Another AMIA-L contributor noted that Oatman-Stanford does not mention a book that is unlikely to turn up without a good deal of online and used-book store searching: a handy resource for theater owners that recommended publicity ruses well before the reign of Castle and other movie gimmickeurs of the 1950s. Bill Hendricks and Howard Waugh, in their The Encyclopedia of Exploitation: 10,001 Show-Selling Ideas, which they published with Showmen’s Trade Review in 1937, compiled many, many gimmicks they had used to bring attention to movies coming to a cinema they ran. “Fabulous, though it only has 1,000 ideas,” one commentator observed.
Still, Hunter Oatman-Stanford’s article is an impressive survey of the quirky methods that 1950s movie-house operators devised to make the cinema-going experience that little bit more engaging.
And you thought that the outer limits of matinee devilry was your rolling candy down the sloping floor beneath the seats, or flinging damp wads of tissue paper onto patrons from the balcony.

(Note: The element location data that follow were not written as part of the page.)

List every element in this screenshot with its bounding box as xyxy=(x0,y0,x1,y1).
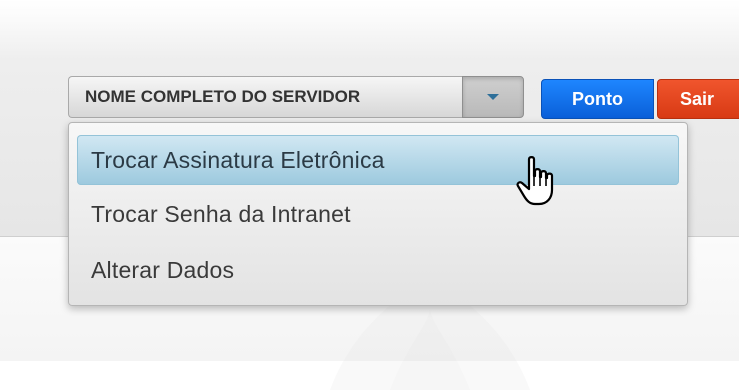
user-menu-toggle-group: NOME COMPLETO DO SERVIDOR xyxy=(68,76,524,120)
user-name-button[interactable]: NOME COMPLETO DO SERVIDOR xyxy=(68,76,462,118)
sair-button[interactable]: Sair xyxy=(657,79,739,119)
user-menu-caret-button[interactable] xyxy=(462,76,524,118)
hand-pointer-icon xyxy=(516,156,554,206)
user-dropdown-menu: Trocar Assinatura Eletrônica Trocar Senh… xyxy=(68,122,688,306)
menu-item-alterar-dados[interactable]: Alterar Dados xyxy=(77,245,679,295)
menu-item-trocar-assinatura[interactable]: Trocar Assinatura Eletrônica xyxy=(77,135,679,185)
menu-item-trocar-senha[interactable]: Trocar Senha da Intranet xyxy=(77,189,679,239)
ponto-button[interactable]: Ponto xyxy=(541,79,654,119)
caret-down-icon xyxy=(487,94,499,100)
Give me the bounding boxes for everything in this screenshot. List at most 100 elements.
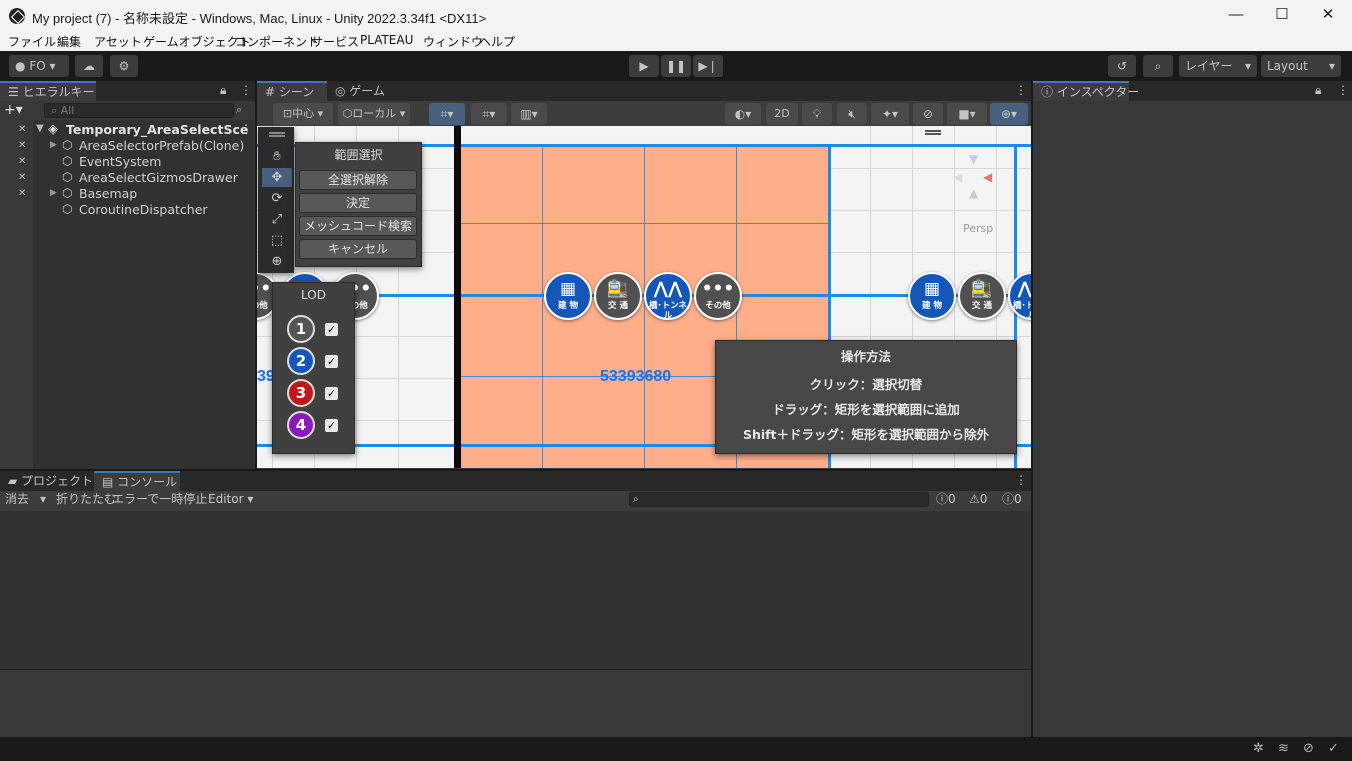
cloud-icon[interactable]: ☁ <box>75 55 103 77</box>
space-dropdown[interactable]: ⬡ローカル ▾ <box>338 103 410 125</box>
console-search-input[interactable]: ⌕ <box>629 492 929 507</box>
menu-services[interactable]: サービス <box>311 33 359 50</box>
lod3-checkbox[interactable]: ✓ <box>325 387 338 400</box>
maximize-button[interactable]: ☐ <box>1259 0 1305 32</box>
scale-tool-icon[interactable]: ⤢ <box>262 210 292 229</box>
collapse-button[interactable]: 折りたたむ <box>56 490 116 509</box>
gizmos-dropdown[interactable]: ⊕▾ <box>990 103 1028 125</box>
search-filter-icon[interactable]: ⌕ <box>236 103 250 117</box>
close-button[interactable]: ✕ <box>1305 0 1351 32</box>
menu-window[interactable]: ウィンドウ <box>423 33 483 50</box>
tab-project[interactable]: ▰ プロジェクト <box>0 471 93 491</box>
menu-help[interactable]: ヘルプ <box>479 33 515 50</box>
hand-tool-icon[interactable]: ✋︎ <box>262 147 292 166</box>
add-object-button[interactable]: +▾ <box>4 102 34 118</box>
error-pause-button[interactable]: エラーで一時停止 <box>112 490 207 509</box>
more-menu-icon[interactable]: ⋮ <box>1337 83 1349 97</box>
grid-visibility-toggle[interactable]: ⌗▾ <box>471 103 507 125</box>
other-icon[interactable]: ••• その他 <box>694 272 742 320</box>
rotate-tool-icon[interactable]: ⟳ <box>262 189 292 208</box>
camera-dropdown[interactable]: ■▾ <box>947 103 987 125</box>
account-dropdown[interactable]: ● FO ▾ <box>9 55 69 77</box>
mesh-code-search-button[interactable]: メッシュコード検索 <box>299 216 417 236</box>
bridge-tunnel-icon[interactable]: ⋀⋀橋･トンネル <box>1008 272 1031 321</box>
lod1-checkbox[interactable]: ✓ <box>325 323 338 336</box>
clear-button[interactable]: 消去 <box>5 490 29 509</box>
menu-component[interactable]: コンポーネント <box>235 33 319 50</box>
hierarchy-search-input[interactable]: ⌕ All <box>44 103 234 118</box>
deselect-all-button[interactable]: 全選択解除 <box>299 170 417 190</box>
lod2-checkbox[interactable]: ✓ <box>325 355 338 368</box>
tab-scene[interactable]: # シーン <box>257 81 327 101</box>
clear-dropdown-icon[interactable]: ▾ <box>36 490 50 509</box>
progress-status-icon[interactable]: ✓ <box>1328 741 1339 756</box>
bridge-tunnel-icon[interactable]: ⋀⋀橋･トンネル <box>644 272 692 321</box>
grid-snap-toggle[interactable]: ⌗▾ <box>429 103 465 125</box>
history-icon[interactable]: ↺ <box>1108 55 1136 77</box>
rect-tool-icon[interactable]: ⬚ <box>262 231 292 250</box>
visibility-icon[interactable]: ✕ <box>18 188 32 200</box>
building-icon[interactable]: ▦ 建 物 <box>908 272 956 320</box>
effects-dropdown[interactable]: ✦▾ <box>871 103 909 125</box>
pause-button[interactable]: ❚❚ <box>661 55 691 77</box>
lighting-status-icon[interactable]: ✲ <box>1253 741 1264 756</box>
lock-icon[interactable]: 🔒︎ <box>220 83 226 98</box>
lighting-toggle[interactable]: 💡︎ <box>802 103 832 125</box>
menu-edit[interactable]: 編集 <box>57 33 81 50</box>
hierarchy-item[interactable]: AreaSelectorPrefab(Clone) <box>79 138 244 154</box>
visibility-icon[interactable]: ✕ <box>18 140 32 152</box>
hierarchy-item[interactable]: Basemap <box>79 186 137 202</box>
hierarchy-item[interactable]: EventSystem <box>79 154 161 170</box>
visibility-icon[interactable]: ✕ <box>18 124 32 136</box>
hidden-objects-toggle[interactable]: ⊘ <box>913 103 943 125</box>
expand-arrow-icon[interactable]: ▶ <box>50 140 57 150</box>
debug-status-icon[interactable]: ⊘ <box>1303 741 1314 756</box>
scene-root-item[interactable]: Temporary_AreaSelectSce <box>66 122 248 138</box>
drag-handle-icon[interactable] <box>925 130 941 132</box>
menu-assets[interactable]: アセット <box>94 33 142 50</box>
audio-toggle[interactable]: 🔇︎ <box>837 103 867 125</box>
console-log-area[interactable] <box>0 511 1031 669</box>
hierarchy-item[interactable]: AreaSelectGizmosDrawer <box>79 170 238 186</box>
more-menu-icon[interactable]: ⋮ <box>1015 473 1027 487</box>
editor-dropdown[interactable]: Editor ▾ <box>208 490 253 509</box>
info-filter-button[interactable]: ⓘ0 <box>936 490 956 509</box>
search-icon[interactable]: ⌕ <box>1143 55 1173 77</box>
step-button[interactable]: ▶❘ <box>693 55 723 77</box>
pivot-dropdown[interactable]: ⊡中心 ▾ <box>273 103 333 125</box>
visibility-icon[interactable]: ✕ <box>18 156 32 168</box>
building-icon[interactable]: ▦ 建 物 <box>544 272 592 320</box>
2d-toggle[interactable]: 2D <box>766 103 798 125</box>
cancel-button[interactable]: キャンセル <box>299 239 417 259</box>
cache-status-icon[interactable]: ≋ <box>1278 741 1289 756</box>
menu-file[interactable]: ファイル <box>8 33 56 50</box>
tab-inspector[interactable]: ⓘ インスペクター <box>1033 81 1139 101</box>
lod4-checkbox[interactable]: ✓ <box>325 419 338 432</box>
tab-game[interactable]: ◎ ゲーム <box>335 81 395 101</box>
persp-label[interactable]: Persp <box>963 222 993 235</box>
lock-icon[interactable]: 🔒︎ <box>1315 83 1321 98</box>
transform-tool-icon[interactable]: ⊕ <box>262 252 292 271</box>
menu-plateau[interactable]: PLATEAU <box>360 33 413 47</box>
more-menu-icon[interactable]: ⋮ <box>240 83 252 97</box>
confirm-button[interactable]: 決定 <box>299 193 417 213</box>
tab-console[interactable]: ▤ コンソール <box>94 471 180 491</box>
drag-handle-icon[interactable] <box>269 132 285 134</box>
draw-mode-dropdown[interactable]: ◐▾ <box>725 103 761 125</box>
visibility-icon[interactable]: ✕ <box>18 172 32 184</box>
expand-arrow-icon[interactable]: ▶ <box>50 188 57 198</box>
more-menu-icon[interactable]: ⋮ <box>1015 83 1027 97</box>
scene-expand-arrow[interactable]: ▼ <box>36 123 44 134</box>
scene-more-icon[interactable]: ⋮ <box>240 122 252 136</box>
traffic-icon[interactable]: 🚉 交 通 <box>958 272 1006 320</box>
traffic-icon[interactable]: 🚉 交 通 <box>594 272 642 320</box>
hierarchy-item[interactable]: CoroutineDispatcher <box>79 202 208 218</box>
scene-viewport[interactable]: ▼ ◀ ◀ ▲ Persp 53393680 39 53393 ▦建 物 🚉交 … <box>257 126 1031 468</box>
layout-dropdown[interactable]: Layout ▾ <box>1261 55 1341 77</box>
warning-filter-button[interactable]: ⚠0 <box>969 490 987 509</box>
collab-gear-icon[interactable]: ⚙ <box>110 55 138 77</box>
layers-dropdown[interactable]: レイヤー ▾ <box>1179 55 1257 77</box>
increment-snap-toggle[interactable]: ▥▾ <box>511 103 547 125</box>
play-button[interactable]: ▶ <box>629 55 659 77</box>
orientation-gizmo[interactable]: ▼ ◀ ◀ ▲ Persp <box>947 146 1017 236</box>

Insofar as archivists are collectors, Hunter Oatman-Stanford’s report on movie gimmicks is barely the tip of his iceberg of fascinating articles in Collectors Weekly. His articles have similarly dealt with the 1950s’ most nauseating jello-sodden comestibles; the demise of the eight-track; the nautical roots of today’s insufferably pervasive tattooing trend; the improvement of prostheses; what insane-asylum patients’ abandoned suitcases reveal about their lives; the history of wetsuits, men’s underwear, condoms, girl-scout cookies, and paper dolls; and “the attack of Mexican B movie ads” (yes, just the ads) and diablito pottery.
Not to mention, Oatman-Stanford’s history of the cuckoo clock, including ones topped with automated life-size flapping birds and unappetizing sculptured tableaux of foresters eating rats. Call those the B Cuckoo Clocks.